How to be an RUOK? Workplace Champion...or Chaplain
It’s almost RUOK? Day again (September 9). And perhaps this year more than others the day will take on a particular importance. For those states enduring long lockdowns, or uncertainty about when another lockdown may strike (actually, that’s pretty much all Australians!), more than other years people are less likely to not be OK...and perhaps more willing to admit it.
Which is why as a Christian I love the RUOK? Day movement. An initiative that encourages us to be a bit more vulnerable with our colleagues, and reach out to ensure that they are coping ok is to be commended. And why I hope this year especially Christians around the country take advantage of the rare opportunity this day provides.
Why is that? So often we’d love to go deeper in our conversations with colleagues, to the bigger questions of life and faith, but the normal culture of our workplaces discourages this. But RUOK? Day gives us permission to do just that! Indeed the official RUOK Day? website invites us to become “RUOK? Workplace Champions” by being the person who takes the initiative to plan activities for the day, and lead by example as a person who:
“Asks, Listens, Encourages Action, and Checks In”
This is of course all fairly common sense, and yet it is often counter-cultural behaviour in the workplace. It’s not ordinarily the environment where we are encouraged to open up and be vulnerable. But in light of the last 12-18 months, and the permission this day gives us, wouldn’t it be wonderful to see a movement of Christians across Australia being “Workplace Champions”, and leading the way in reaching out to ask personal questions of their colleagues (and being vulnerable in return). Who knows where such a conversation could go, but there is every possibility it could lead to us having the opportunity to give “the reason for the hope that we have” (1 Peter 3:15) in this season (while still being honest about our own struggles with it).

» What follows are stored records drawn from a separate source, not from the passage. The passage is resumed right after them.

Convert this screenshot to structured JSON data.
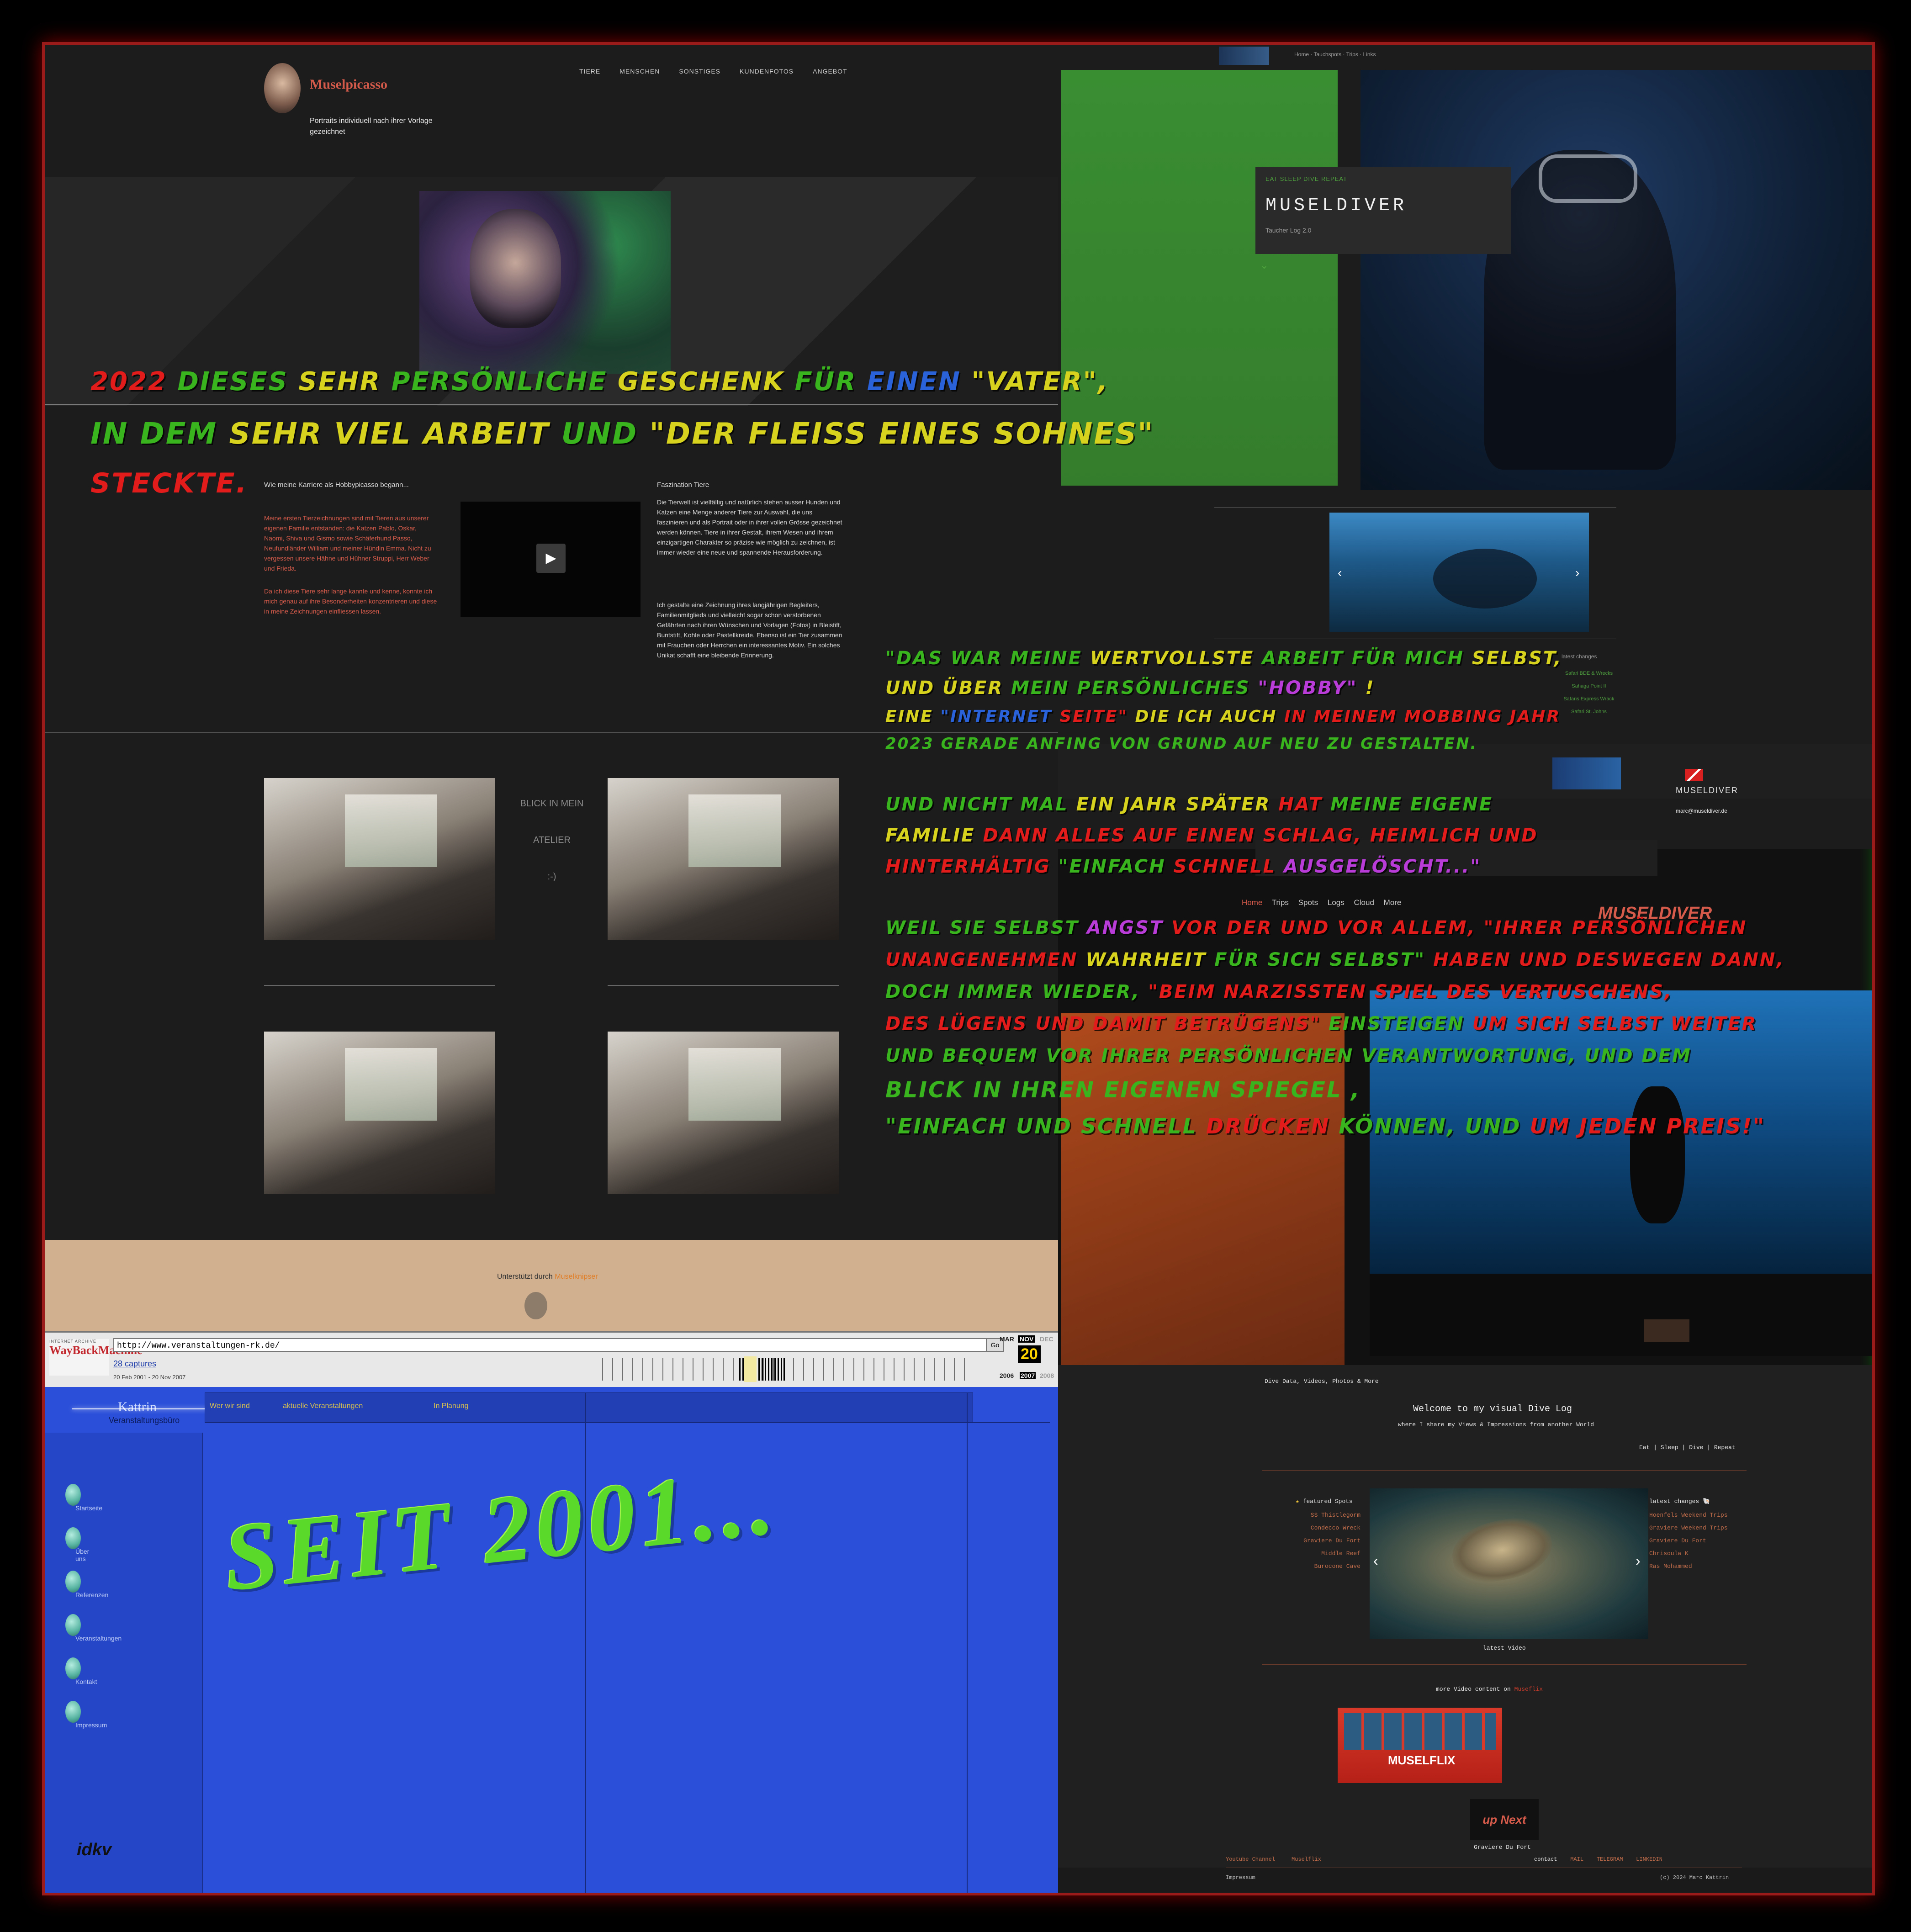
{
  "muselpicasso": {
    "brand": "Muselpicasso",
    "tagline": "Portraits individuell nach ihrer Vorlage gezeichnet",
    "nav": [
      "TIERE",
      "MENSCHEN",
      "SONSTIGES",
      "KUNDENFOTOS",
      "ANGEBOT"
    ],
    "col1_heading": "Wie meine Karriere als Hobbypicasso begann...",
    "col1_p1": "Meine ersten Tierzeichnungen sind mit Tieren aus unserer eigenen Familie entstanden: die Katzen Pablo, Oskar, Naomi, Shiva und Gismo sowie Schäferhund Passo, Neufundländer William und meiner Hündin Emma. Nicht zu vergessen unsere Hähne und Hühner Struppi, Herr Weber und Frieda.",
    "col1_p2": "Da ich diese Tiere sehr lange kannte und kenne, konnte ich mich genau auf ihre Besonderheiten konzentrieren und diese in meine Zeichnungen einfliessen lassen.",
    "col2_heading": "Faszination Tiere",
    "col2_p1": "Die Tierwelt ist vielfältig und natürlich stehen ausser Hunden und Katzen eine Menge anderer Tiere zur Auswahl, die uns faszinieren und als Portrait oder in ihrer vollen Grösse gezeichnet werden können. Tiere in ihrer Gestalt, ihrem Wesen und ihrem einzigartigen Charakter so präzise wie möglich zu zeichnen, ist immer wieder eine neue und spannende Herausforderung.",
    "col2_p2": "Ich gestalte eine Zeichnung ihres langjährigen Begleiters, Familienmitglieds und vielleicht sogar schon verstorbenen Gefährten nach ihren Wünschen und Vorlagen (Fotos) in Bleistift, Buntstift, Kohle oder Pastellkreide. Ebenso ist ein Tier zusammen mit Frauchen oder Herrchen ein interessantes Motiv. Ein solches Unikat schafft eine bleibende Erinnerung.",
    "atelier_line1": "BLICK IN MEIN",
    "atelier_line2": "ATELIER",
    "atelier_line3": ":-)",
    "supported_by": "Unterstützt durch",
    "supported_link": "Muselknipser"
  },
  "wayback": {
    "archive_label": "INTERNET ARCHIVE",
    "logo": "WayBackMachine",
    "url": "http://www.veranstaltungen-rk.de/",
    "go": "Go",
    "captures": "28 captures",
    "dates": "20 Feb 2001 - 20 Nov 2007",
    "months": [
      "MAR",
      "NOV",
      "DEC"
    ],
    "day": "20",
    "years": [
      "2006",
      "2007",
      "2008"
    ]
  },
  "blue_site": {
    "logo_name": "Kattrin",
    "logo_sub": "Veranstaltungsbüro",
    "menu": [
      "Wer wir sind",
      "aktuelle Veranstaltungen",
      "In Planung"
    ],
    "left_items": [
      "Startseite",
      "Über uns",
      "Referenzen",
      "Veranstaltungen",
      "Kontakt",
      "Impressum"
    ],
    "overlay": "SEIT 2001...",
    "footer_logo": "idkv"
  },
  "museldiver": {
    "nav": [
      "Home",
      "Tauchspots",
      "Trips",
      "Links"
    ],
    "kicker": "EAT SLEEP DIVE REPEAT",
    "title": "MUSELDIVER",
    "subtitle": "Taucher Log 2.0",
    "latest_changes_label": "latest changes",
    "latest_changes": [
      "Safari BDE & Wrecks",
      "Sahaga Point II",
      "Safaris Express Wrack",
      "Safari St. Johns"
    ],
    "brand_small": "MUSELDIVER",
    "email": "marc@museldiver.de",
    "menu2": [
      "Home",
      "Trips",
      "Spots",
      "Logs",
      "Cloud",
      "More"
    ],
    "logo2": "MUSELDIVER"
  },
  "divelog": {
    "intro": "Dive Data, Videos, Photos & More",
    "welcome": "Welcome to my visual Dive Log",
    "welcome_sub": "where I share my Views & Impressions from another World",
    "motto": "Eat | Sleep | Dive | Repeat",
    "featured_label": "featured Spots",
    "featured": [
      "SS Thistlegorm",
      "Condecco Wreck",
      "Graviere Du Fort",
      "Middle Reef",
      "Burocone Cave"
    ],
    "latest_label": "latest changes",
    "latest": [
      "Hoenfels Weekend Trips",
      "Graviere Weekend Trips",
      "Graviere Du Fort",
      "Chrisoula K",
      "Ras Mohammed"
    ],
    "latest_video": "latest Video",
    "more_video": "more Video content on",
    "more_video_link": "Museflix",
    "museflix": "MUSELFLIX",
    "up_next": "up Next",
    "up_next_caption": "Graviere Du Fort",
    "footer_left": [
      "Youtube Channel",
      "Muselflix"
    ],
    "footer_contact": "contact",
    "footer_links": [
      "MAIL",
      "TELEGRAM",
      "LINKEDIN"
    ],
    "impressum": "Impressum",
    "copyright": "(c) 2024 Marc Kattrin"
  },
  "overlay_text": {
    "line1": [
      "2022",
      "DIESES",
      "SEHR",
      "PERSÖNLICHE",
      "GESCHENK",
      "FÜR",
      "EINEN",
      "\"VATER\","
    ],
    "line2": [
      "IN DEM",
      "SEHR VIEL ARBEIT",
      "UND",
      "\"DER FLEIß EINES SOHNES\""
    ],
    "line3": "STECKTE.",
    "r1": [
      "\"DAS WAR MEINE",
      "WERTVOLLSTE",
      "ARBEIT",
      "FÜR MICH",
      "SELBST,"
    ],
    "r2": [
      "UND ÜBER",
      "MEIN PERSÖNLICHES",
      "\"HOBBY\"",
      "!"
    ],
    "r3": [
      "EINE",
      "\"INTERNET",
      "SEITE\"",
      "DIE ICH AUCH",
      "IN MEINEM MOBBING JAHR"
    ],
    "r4": "2023 GERADE ANFING VON GRUND AUF NEU ZU GESTALTEN.",
    "r5": [
      "UND NICHT MAL",
      "EIN JAHR SPÄTER",
      "HAT",
      "MEINE EIGENE"
    ],
    "r6": [
      "FAMILIE",
      "DANN ALLES AUF EINEN SCHLAG, HEIMLICH UND"
    ],
    "r7": [
      "HINTERHÄLTIG",
      "\"EINFACH",
      "SCHNELL",
      "AUSGELÖSCHT...\""
    ],
    "r8": [
      "WEIL SIE SELBST",
      "ANGST",
      "VOR DER UND VOR ALLEM, \"IHRER PERSÖNLICHEN"
    ],
    "r9": [
      "UNANGENEHMEN",
      "WAHRHEIT",
      "FÜR SICH SELBST\"",
      "HABEN UND DESWEGEN DANN,"
    ],
    "r10": [
      "DOCH IMMER WIEDER,",
      "\"BEIM NARZISSTEN",
      "SPIEL DES VERTUSCHENS,"
    ],
    "r11": [
      "DES LÜGENS UND DAMIT BETRÜGENS\"",
      "EINSTEIGEN",
      "UM SICH SELBST WEITER"
    ],
    "r12": [
      "UND BEQUEM VOR IHRER PERSÖNLICHEN VERANTWORTUNG, UND DEM"
    ],
    "r13": "BLICK IN IHREN EIGENEN SPIEGEL ,",
    "r14": [
      "\"EINFACH UND SCHNELL",
      "DRÜCKEN",
      "KÖNNEN, UND",
      "UM JEDEN",
      "PREIS!\""
    ]
  }
}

Because as well as sharing our hope, the Christian faith encourages us to be vulnerable, to share honestly our weaknesses. And it's as we do this that Christ's strength is seen more clearly in our clay-pot lives (2 Corinthians 4:7-12). We should be quick to "boast" to our colleagues about our weaknesses, because as we do Christ's power is able to be seen even more clearly in our lives (2 Corinthians 11:30, 12:1-10).

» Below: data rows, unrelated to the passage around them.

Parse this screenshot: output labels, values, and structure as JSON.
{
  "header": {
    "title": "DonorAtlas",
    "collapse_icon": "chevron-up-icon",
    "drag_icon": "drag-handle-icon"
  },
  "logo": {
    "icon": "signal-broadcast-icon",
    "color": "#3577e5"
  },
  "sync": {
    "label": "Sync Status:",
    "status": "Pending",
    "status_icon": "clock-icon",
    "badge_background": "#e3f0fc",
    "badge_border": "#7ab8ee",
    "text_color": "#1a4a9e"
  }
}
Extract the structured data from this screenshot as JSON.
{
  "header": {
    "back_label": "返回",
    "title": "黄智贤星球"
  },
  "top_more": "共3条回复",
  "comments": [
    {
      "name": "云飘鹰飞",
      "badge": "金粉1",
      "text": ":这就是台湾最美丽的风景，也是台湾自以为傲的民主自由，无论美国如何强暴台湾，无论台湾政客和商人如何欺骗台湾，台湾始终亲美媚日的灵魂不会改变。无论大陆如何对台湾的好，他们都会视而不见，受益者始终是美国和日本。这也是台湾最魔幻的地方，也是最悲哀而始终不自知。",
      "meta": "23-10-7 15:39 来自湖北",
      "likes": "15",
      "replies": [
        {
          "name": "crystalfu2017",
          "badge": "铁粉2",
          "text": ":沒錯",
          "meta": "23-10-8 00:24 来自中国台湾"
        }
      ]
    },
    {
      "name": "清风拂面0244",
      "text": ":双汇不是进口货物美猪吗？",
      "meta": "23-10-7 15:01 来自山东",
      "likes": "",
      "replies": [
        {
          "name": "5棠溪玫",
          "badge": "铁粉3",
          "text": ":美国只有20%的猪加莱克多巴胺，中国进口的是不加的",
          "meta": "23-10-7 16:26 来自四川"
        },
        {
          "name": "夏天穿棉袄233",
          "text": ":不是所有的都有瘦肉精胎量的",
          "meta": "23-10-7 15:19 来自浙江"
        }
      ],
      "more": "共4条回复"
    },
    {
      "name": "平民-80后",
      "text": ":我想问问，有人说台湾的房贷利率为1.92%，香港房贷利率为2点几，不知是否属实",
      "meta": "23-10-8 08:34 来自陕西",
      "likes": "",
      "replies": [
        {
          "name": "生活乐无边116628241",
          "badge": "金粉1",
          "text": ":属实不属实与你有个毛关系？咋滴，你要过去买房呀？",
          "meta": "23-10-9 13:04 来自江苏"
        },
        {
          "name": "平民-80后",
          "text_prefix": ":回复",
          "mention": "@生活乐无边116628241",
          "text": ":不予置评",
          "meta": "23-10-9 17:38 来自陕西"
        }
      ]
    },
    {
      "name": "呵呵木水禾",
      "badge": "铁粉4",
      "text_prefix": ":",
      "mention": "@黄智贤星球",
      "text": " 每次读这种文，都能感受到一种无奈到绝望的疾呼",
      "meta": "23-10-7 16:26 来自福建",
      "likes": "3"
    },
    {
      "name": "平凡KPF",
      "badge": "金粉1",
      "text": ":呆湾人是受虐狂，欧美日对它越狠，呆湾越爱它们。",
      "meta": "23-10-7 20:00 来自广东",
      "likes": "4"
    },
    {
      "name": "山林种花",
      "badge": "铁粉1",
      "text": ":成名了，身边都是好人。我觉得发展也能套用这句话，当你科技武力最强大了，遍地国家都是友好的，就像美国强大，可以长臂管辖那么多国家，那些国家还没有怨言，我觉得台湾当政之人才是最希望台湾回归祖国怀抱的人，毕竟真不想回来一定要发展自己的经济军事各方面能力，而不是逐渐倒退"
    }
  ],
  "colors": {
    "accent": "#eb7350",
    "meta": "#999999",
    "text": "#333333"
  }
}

But let's not contain this kind of practice to RUOK Day? In his excellent course Sharing Jesus at Work, author and evangelist Dr Sam Chan encourages us to become not “Workplace Champions” but unofficial workplace chaplains. That is, become known as the person in your workplace who is safe to open up to about the deeper, and more challenging aspects of life which inevitably all come our way. We become this by being just the kind of person RUOK? Day encourages us to be - being someone who really asks our colleagues how they are going, genuinely listens, and remembers to follow up what they have shared with us at a later occasion. But we might add, that in light of genuinely asking, listening to, and following up our colleagues, we then also offer to pray for them.

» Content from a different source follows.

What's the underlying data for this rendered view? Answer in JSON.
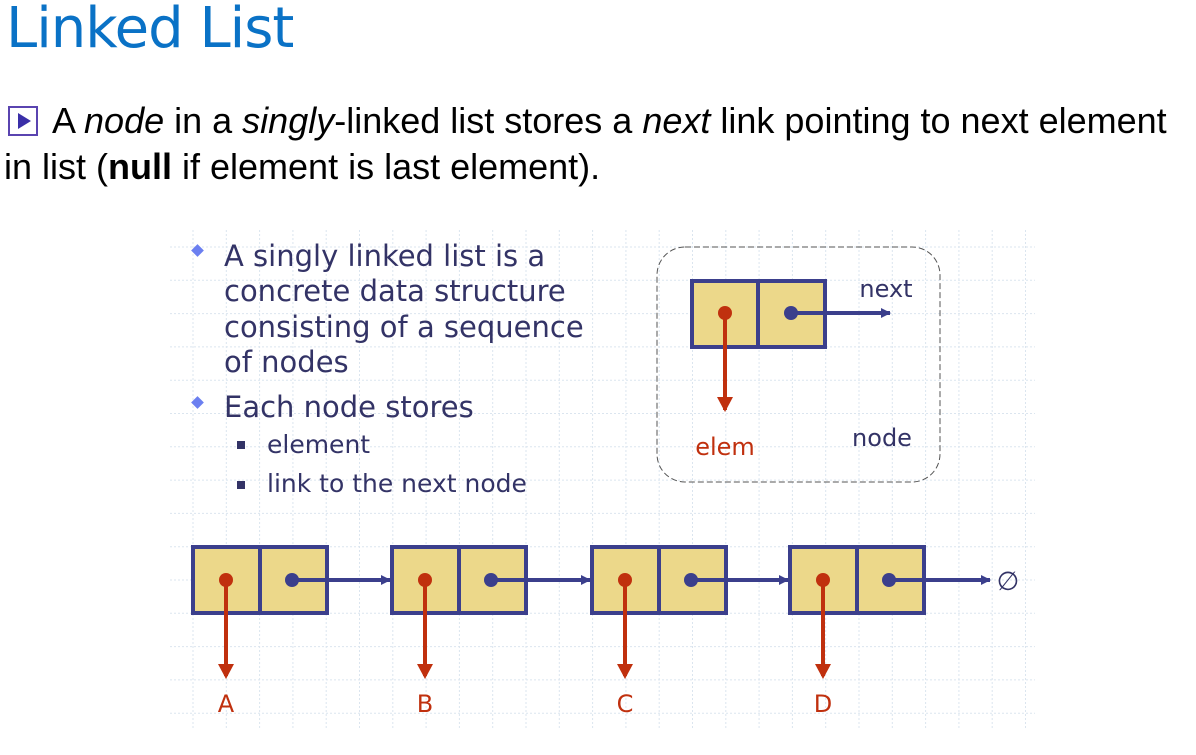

So take the opportunity RUOK Day? provides to begin establishing yourself as your workplace’s unofficial chaplain. Make the most of the opportunity that the day gives us to ask our colleagues how they are really going. Be an RUOK Workplace Champion. But keep it going beyond the day as you seek to genuinely love your colleagues, enquire about them and listen to how they are going, follow them up, and so become your workplace’s unofficial chaplain.